O deputado salientou que, esta "situação, infelizmente, não é nova: O mesmo aconteceu, também, nos invernos de 2013/2014 e 2014/2015, situação que apenas foi revertida, com a persistência do Presidente do Governo Regional, Miguel Albuquerque, junto do então presidente da TAP, Fernando Pinto, retomando , naquela altura, a ligação semanal a Lisboa".

Bernardo Caldeira sublinhou que o PSD esteve sempre, na vanguarda e na defesa dos interesses dos porto-santenses, reivindicando, no mínimo, duas ligações semanais a Portugal Continental. E assim continuará: "A ligação aérea entre o Porto Santo e Portugal Continental não se pode resumir a uma questão económica ou turística, é a garantia da assunção do Princípio da continuidade territorial, cuja função compete exclusivamente ao Estado Central. Estado esse, que deveria cumprir com as suas obrigações constitucionais, mormente quando detém 72,5% do capital da Transportadora Aérea Portuguesa, o que por isso acrescenta uma enorme responsabilidade na estratégia da empresa."
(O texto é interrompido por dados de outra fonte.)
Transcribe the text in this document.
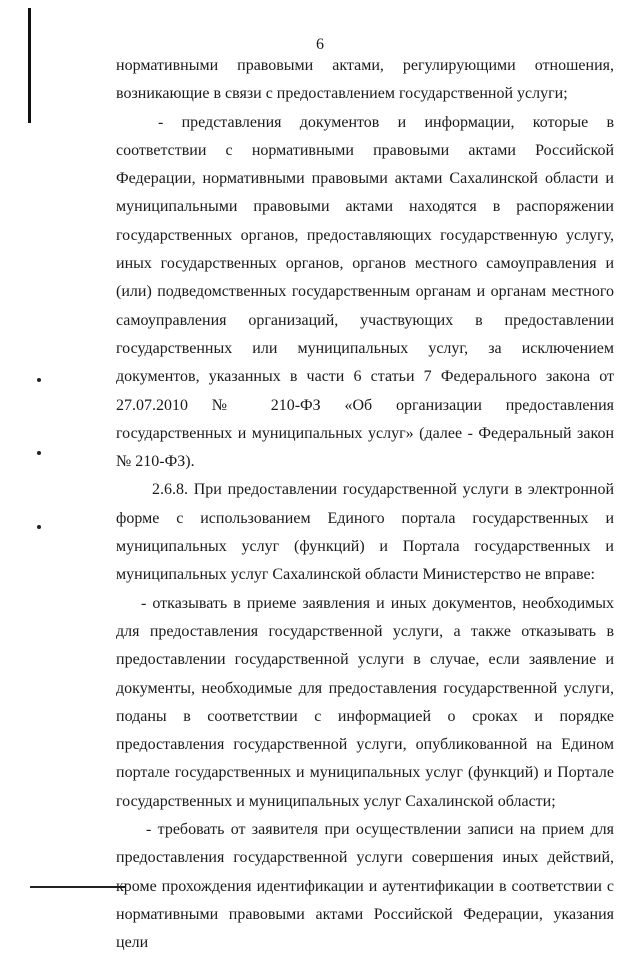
6

нормативными правовыми актами, регулирующими отношения, возникающие в связи с предоставлением государственной услуги;

- представления документов и информации, которые в соответствии с нормативными правовыми актами Российской Федерации, нормативными правовыми актами Сахалинской области и муниципальными правовыми актами находятся в распоряжении государственных органов, предоставляющих государственную услугу, иных государственных органов, органов местного самоуправления и (или) подведомственных государственным органам и органам местного самоуправления организаций, участвующих в предоставлении государственных или муниципальных услуг, за исключением документов, указанных в части 6 статьи 7 Федерального закона от 27.07.2010 № 210-ФЗ «Об организации предоставления государственных и муниципальных услуг» (далее - Федеральный закон № 210-ФЗ).

2.6.8. При предоставлении государственной услуги в электронной форме с использованием Единого портала государственных и муниципальных услуг (функций) и Портала государственных и муниципальных услуг Сахалинской области Министерство не вправе:

- отказывать в приеме заявления и иных документов, необходимых для предоставления государственной услуги, а также отказывать в предоставлении государственной услуги в случае, если заявление и документы, необходимые для предоставления государственной услуги, поданы в соответствии с информацией о сроках и порядке предоставления государственной услуги, опубликованной на Едином портале государственных и муниципальных услуг (функций) и Портале государственных и муниципальных услуг Сахалинской области;

- требовать от заявителя при осуществлении записи на прием для предоставления государственной услуги совершения иных действий, кроме прохождения идентификации и аутентификации в соответствии с нормативными правовыми актами Российской Федерации, указания цели
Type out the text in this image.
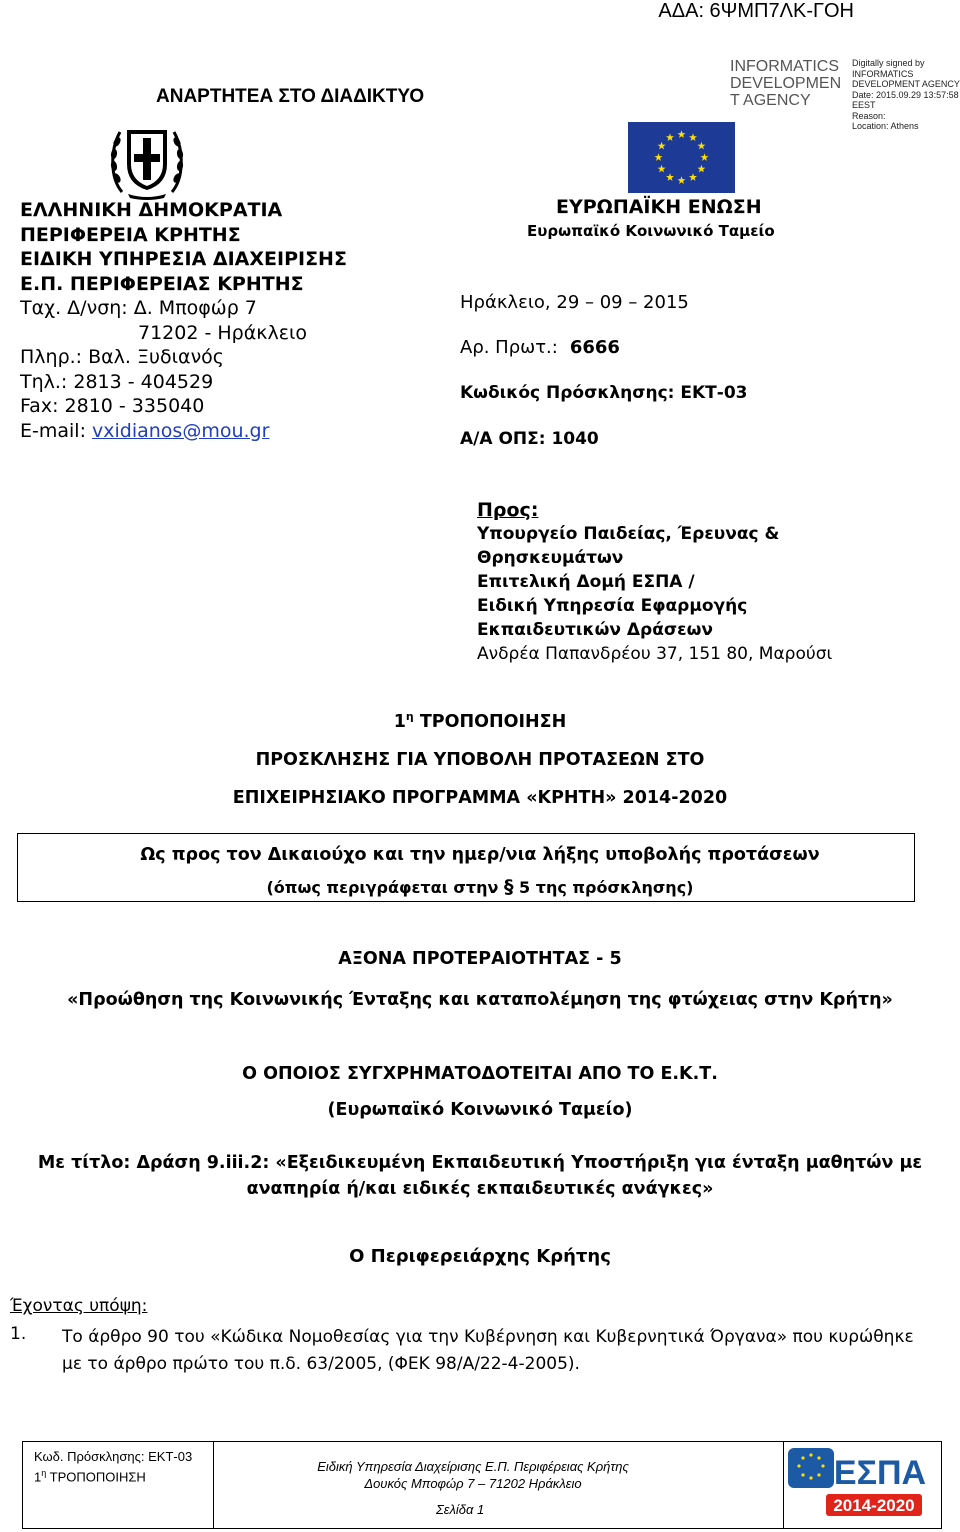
ΑΔΑ: 6ΨΜΠ7ΛΚ-ΓΟΗ
ΑΝΑΡΤΗΤΕΑ ΣΤΟ ΔΙΑΔΙΚΤΥΟ
INFORMATICS
DEVELOPMEN
T AGENCY
Digitally signed by
INFORMATICS
DEVELOPMENT AGENCY
Date: 2015.09.29 13:57:58
EEST
Reason:
Location: Athens
ΕΛΛΗΝΙΚΗ ΔΗΜΟΚΡΑΤΙΑ
ΠΕΡΙΦΕΡΕΙΑ ΚΡΗΤΗΣ
ΕΙΔΙΚΗ ΥΠΗΡΕΣΙΑ ΔΙΑΧΕΙΡΙΣΗΣ
Ε.Π. ΠΕΡΙΦΕΡΕΙΑΣ ΚΡΗΤΗΣ
Ταχ. Δ/νση: Δ. Μποφώρ 7
71202 - Ηράκλειο
Πληρ.: Βαλ. Ξυδιανός
Τηλ.: 2813 - 404529
Fax: 2810 - 335040
E-mail: vxidianos@mou.gr
ΕΥΡΩΠΑΪΚΗ ΕΝΩΣΗ
Ευρωπαϊκό Κοινωνικό Ταμείο
Ηράκλειο, 29 – 09 – 2015
Αρ. Πρωτ.: 6666
Κωδικός Πρόσκλησης: ΕΚΤ-03
Α/Α ΟΠΣ: 1040
Προς:
Υπουργείο Παιδείας, Έρευνας &
Θρησκευμάτων
Επιτελική Δομή ΕΣΠΑ /
Ειδική Υπηρεσία Εφαρμογής
Εκπαιδευτικών Δράσεων
Ανδρέα Παπανδρέου 37, 151 80, Μαρούσι
$1^\eta$ ΤΡΟΠΟΠΟΙΗΣΗ
ΠΡΟΣΚΛΗΣΗΣ ΓΙΑ ΥΠΟΒΟΛΗ ΠΡΟΤΑΣΕΩΝ ΣΤΟ
ΕΠΙΧΕΙΡΗΣΙΑΚΟ ΠΡΟΓΡΑΜΜΑ «ΚΡΗΤΗ» 2014-2020
Ως προς τον Δικαιούχο και την ημερ/νια λήξης υποβολής προτάσεων
(όπως περιγράφεται στην § 5 της πρόσκλησης)
ΑΞΟΝΑ ΠΡΟΤΕΡΑΙΟΤΗΤΑΣ - 5
«Προώθηση της Κοινωνικής Ένταξης και καταπολέμηση της φτώχειας στην Κρήτη»
Ο ΟΠΟΙΟΣ ΣΥΓΧΡΗΜΑΤΟΔΟΤΕΙΤΑΙ ΑΠΟ ΤΟ Ε.Κ.Τ.
(Ευρωπαϊκό Κοινωνικό Ταμείο)
Με τίτλο: Δράση 9.iii.2: «Εξειδικευμένη Εκπαιδευτική Υποστήριξη για ένταξη μαθητών με αναπηρία ή/και ειδικές εκπαιδευτικές ανάγκες»
Ο Περιφερειάρχης Κρήτης
Έχοντας υπόψη:
1. Το άρθρο 90 του «Κώδικα Νομοθεσίας για την Κυβέρνηση και Κυβερνητικά Όργανα» που κυρώθηκε με το άρθρο πρώτο του π.δ. 63/2005, (ΦΕΚ 98/Α/22-4-2005).
Κωδ. Πρόσκλησης: ΕΚΤ-03
$1^\eta$ ΤΡΟΠΟΠΟΙΗΣΗ
Ειδική Υπηρεσία Διαχείρισης Ε.Π. Περιφέρειας Κρήτης
Δουκός Μποφώρ 7 – 71202 Ηράκλειο
Σελίδα 1
ΕΣΠΑ
2014-2020
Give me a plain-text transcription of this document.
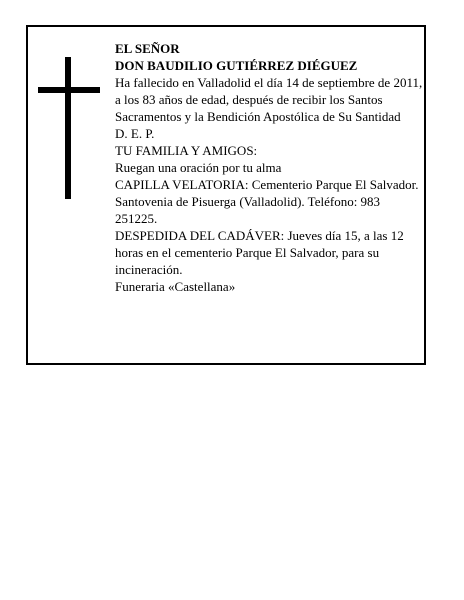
EL SEÑOR

DON BAUDILIO GUTIÉRREZ DIÉGUEZ

Ha fallecido en Valladolid el día 14 de septiembre de 2011, a los 83 años de edad, después de recibir los Santos Sacramentos y la Bendición Apostólica de Su Santidad

D. E. P.

TU FAMILIA Y AMIGOS:

Ruegan una oración por tu alma

CAPILLA VELATORIA: Cementerio Parque El Salvador. Santovenia de Pisuerga (Valladolid). Teléfono: 983 251225.

DESPEDIDA DEL CADÁVER: Jueves día 15, a las 12 horas en el cementerio Parque El Salvador, para su incineración.

Funeraria «Castellana»
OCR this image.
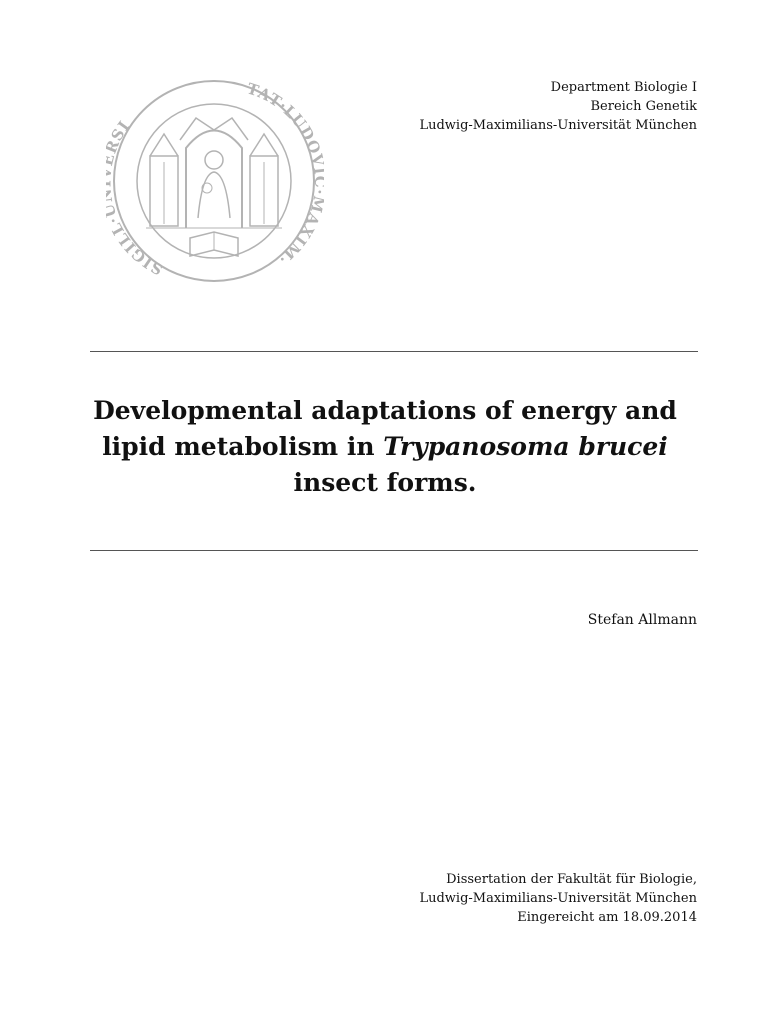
SIGILL SI
TAT·LUDO AXIM·
Department Biologie I
Bereich Genetik
Ludwig-Maximilians-Universität München
Developmental adaptations of energy and
lipid metabolism in Trypanosoma brucei
insect forms.
Stefan Allmann
Dissertation der Fakultät für Biologie,
Ludwig-Maximilians-Universität München
Eingereicht am 18.09.2014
O deputado recorda que, "inclusive, que aquando das últimas negociações e decisões sobre o futuro da TAP, o ministro das Finanças, João Leão, afirmou que a companhia desempenha um papel decisivo na economia do país e que era obrigação do Estado garantir a sua sustentabilidade, não abdicando da sua posição estratégica".

Contudo, aquilo que se constata é que "não passam de palavras ocas, desprovidas de qualquer verdade, utilizadas para a pura propaganda, utilizando mais uma vez os instrumentos do Estado para guerrilha partidária".

Neste âmbito, Bernardo Caldeira lembrou também "os elogios do Partido Socialista da Madeira que, a 7 de outubro, nesta casa, enalteceu as boas decisões dos seus congéneres nacionais, dando inclusive como bom exemplo a atuação do Administrador da TAP, Bernardo Trindade, que teria sido decisivo na implementação dos voos semanais da TAP para o Porto Santo, mas que agora o mesmo Partido Socialista da Madeira finge desconhecer e remete-se ao silêncio total e cúmplice".

O deputado sublinhou que "a questão é totalmente política, ignorando os direitos da população do Porto Santo, que fica neste caso particular, em último lugar".

"É esta a solidariedade do Partido Socialista com o Porto Santo. Num período já difícil pelas circunstâncias que todos conhecemos, o Partido Socialista, com 72,5% da TAP, escolheu fechar mais uma vez, a principal porta de entrada do Porto Santo a Portugal Continental, à Europa e ao Mundo. Os Porto-santenses não se esquecerão desta opção política do Partido Socialista, não se esquecerão do silêncio dos dirigentes regionais e de quem assumiu responsabilidades em nome do Porto Santo. Este silêncio representa a vergonha de quem prefere ser subserviente a Lisboa e a António Costa, do que defender a sua Região, neste caso particular o Porto Santo, e a população que os elegeu. Fica assim registada mais esta traição do Partido Socialista da Madeira ao Porto Santo e à sua população."